Martin countered Trump’s comments, saying, “It’s a two-way street to where we are investing a lot more in America now.” However, Trump maintained that reciprocal tariffs were only fair.
Martin presented Trump with a crystal bowl filled with shamrocks, a tradition that dates back to 1952 to symbolize the long-standing friendship between Ireland and the United States. Martin said the Shamrock Bowl ceremony is “an important moment to reflect upon the relationship between our two countries.”
Former President Bill Clinton helped negotiate the Good Friday Agreement of 1998, which largely ended the violence in Ireland by establishing a power-sharing agreement between unionists and nationalists – strengthening the relationship between Northern Ireland and the Republic of Ireland.
Martin on Wednesday said former President Ronald Reagan initiated the United States’ role in the peace process, as the first U.S. president to visit Ireland.
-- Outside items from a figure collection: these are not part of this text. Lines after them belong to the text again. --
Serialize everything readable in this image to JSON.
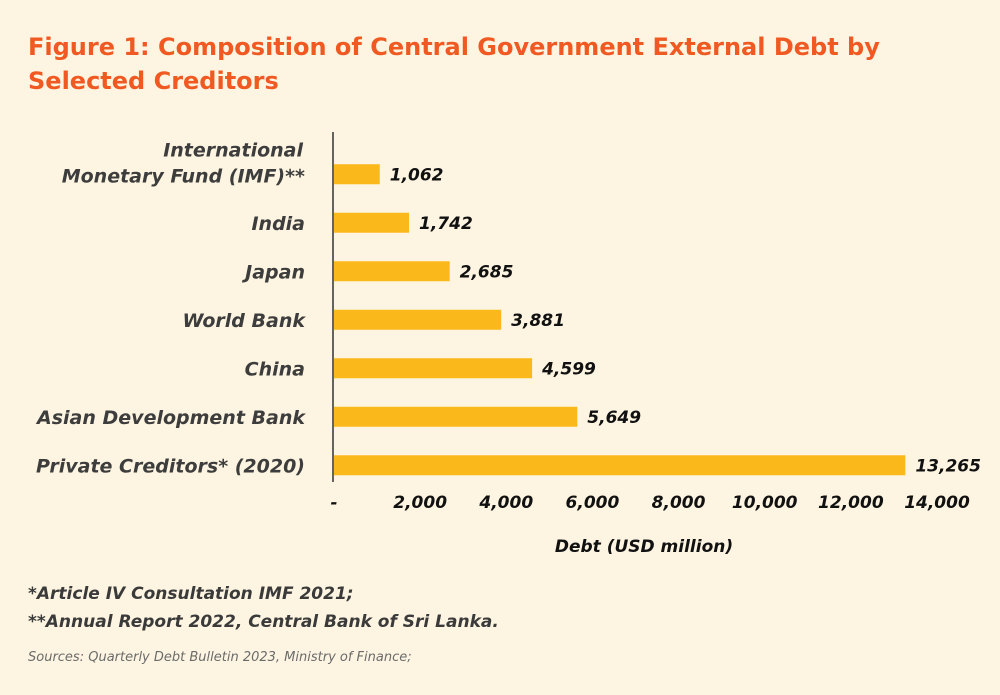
{
  "title": "Figure 1: Composition of Central Government External Debt by Selected Creditors",
  "chart_data": {
    "type": "bar",
    "orientation": "horizontal",
    "categories": [
      [
        "International",
        "Monetary Fund (IMF)**"
      ],
      [
        "India"
      ],
      [
        "Japan"
      ],
      [
        "World Bank"
      ],
      [
        "China"
      ],
      [
        "Asian Development Bank"
      ],
      [
        "Private Creditors* (2020)"
      ]
    ],
    "values": [
      1062,
      1742,
      2685,
      3881,
      4599,
      5649,
      13265
    ],
    "value_labels": [
      "1,062",
      "1,742",
      "2,685",
      "3,881",
      "4,599",
      "5,649",
      "13,265"
    ],
    "xlim": [
      0,
      14000
    ],
    "ticks": [
      0,
      2000,
      4000,
      6000,
      8000,
      10000,
      12000,
      14000
    ],
    "tick_labels": [
      "-",
      "2,000",
      "4,000",
      "6,000",
      "8,000",
      "10,000",
      "12,000",
      "14,000"
    ],
    "xlabel": "Debt (USD million)",
    "ylabel": "",
    "grid": false,
    "bar_color": "#fbb81b"
  },
  "notes": [
    "*Article IV Consultation IMF 2021;",
    "**Annual Report 2022, Central Bank of Sri Lanka."
  ],
  "source": "Sources: Quarterly Debt Bulletin 2023, Ministry of Finance;",
  "colors": {
    "background": "#fdf5e1",
    "title": "#f05a22",
    "bar": "#fbb81b"
  }
}
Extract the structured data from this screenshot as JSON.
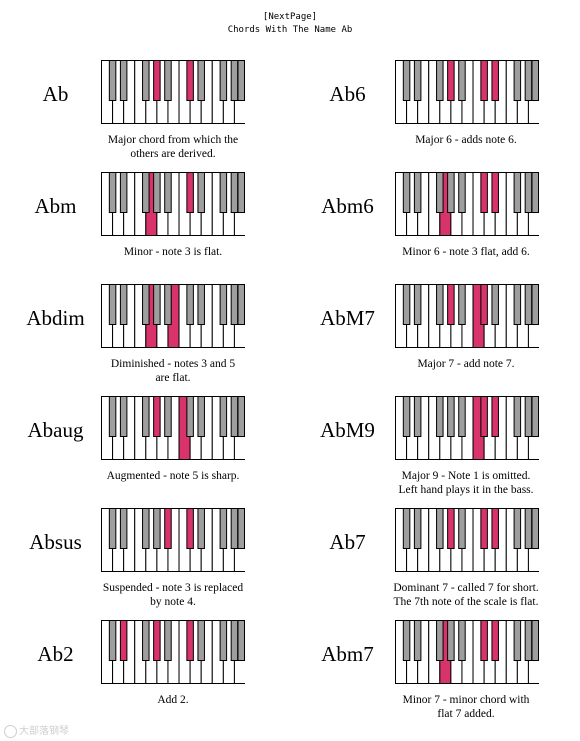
{
  "header": {
    "nav_link": "[NextPage]",
    "title": "Chords With The Name Ab"
  },
  "colors": {
    "highlight": "#d8336a",
    "black_key": "#9e9e9e",
    "outline": "#000000"
  },
  "keyboard": {
    "white_keys": 13,
    "black_key_positions": [
      1,
      2,
      4,
      5,
      6,
      8,
      9,
      11,
      12,
      13
    ]
  },
  "chords": [
    {
      "name": "Ab",
      "caption": [
        "Major chord from which the",
        "others are derived."
      ],
      "white": [],
      "black": [
        5,
        8
      ]
    },
    {
      "name": "Ab6",
      "caption": [
        "Major 6 - adds note 6."
      ],
      "white": [],
      "black": [
        5,
        8,
        9
      ]
    },
    {
      "name": "Abm",
      "caption": [
        "Minor - note 3 is flat."
      ],
      "white": [
        4
      ],
      "black": [
        8
      ]
    },
    {
      "name": "Abm6",
      "caption": [
        "Minor 6 - note 3 flat, add 6."
      ],
      "white": [
        4
      ],
      "black": [
        8,
        9
      ]
    },
    {
      "name": "Abdim",
      "caption": [
        "Diminished - notes 3 and 5",
        "are flat."
      ],
      "white": [
        4,
        6
      ],
      "black": []
    },
    {
      "name": "AbM7",
      "caption": [
        "Major 7 - add note 7."
      ],
      "white": [
        7
      ],
      "black": [
        5,
        8
      ]
    },
    {
      "name": "Abaug",
      "caption": [
        "Augmented - note 5 is sharp."
      ],
      "white": [
        7
      ],
      "black": [
        5
      ]
    },
    {
      "name": "AbM9",
      "caption": [
        "Major 9 - Note 1 is omitted.",
        "Left hand plays it in the bass."
      ],
      "white": [
        7
      ],
      "black": [
        8,
        9
      ]
    },
    {
      "name": "Absus",
      "caption": [
        "Suspended - note 3 is replaced",
        "by note 4."
      ],
      "white": [],
      "black": [
        6,
        8
      ]
    },
    {
      "name": "Ab7",
      "caption": [
        "Dominant 7 - called 7 for short.",
        "The 7th note of the scale is flat."
      ],
      "white": [],
      "black": [
        5,
        8,
        9
      ]
    },
    {
      "name": "Ab2",
      "caption": [
        "Add 2."
      ],
      "white": [],
      "black": [
        2,
        5,
        8
      ]
    },
    {
      "name": "Abm7",
      "caption": [
        "Minor 7 - minor chord with",
        "flat 7 added."
      ],
      "white": [
        4
      ],
      "black": [
        8,
        9
      ]
    }
  ],
  "watermark": "大部落钢琴"
}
The Reagan administration helped develop the Anglo-Irish Agreement of 1985, which laid the groundwork for the Good Friday Agreement.
“Nowhere is the strength of the U.S.-Irish relationship more in evident than in our own peace process. 44 years ago, President Reagan called for a just and peaceful solution to the conflict that has for so long devastated lives on our island. Politicians from both sides of the aisle rose to the occasion, and the lasting peace we enjoyed today on our island is a signature achievement of U.S. foreign policy, and this story of peace is one that we both wrote together,” Martin said.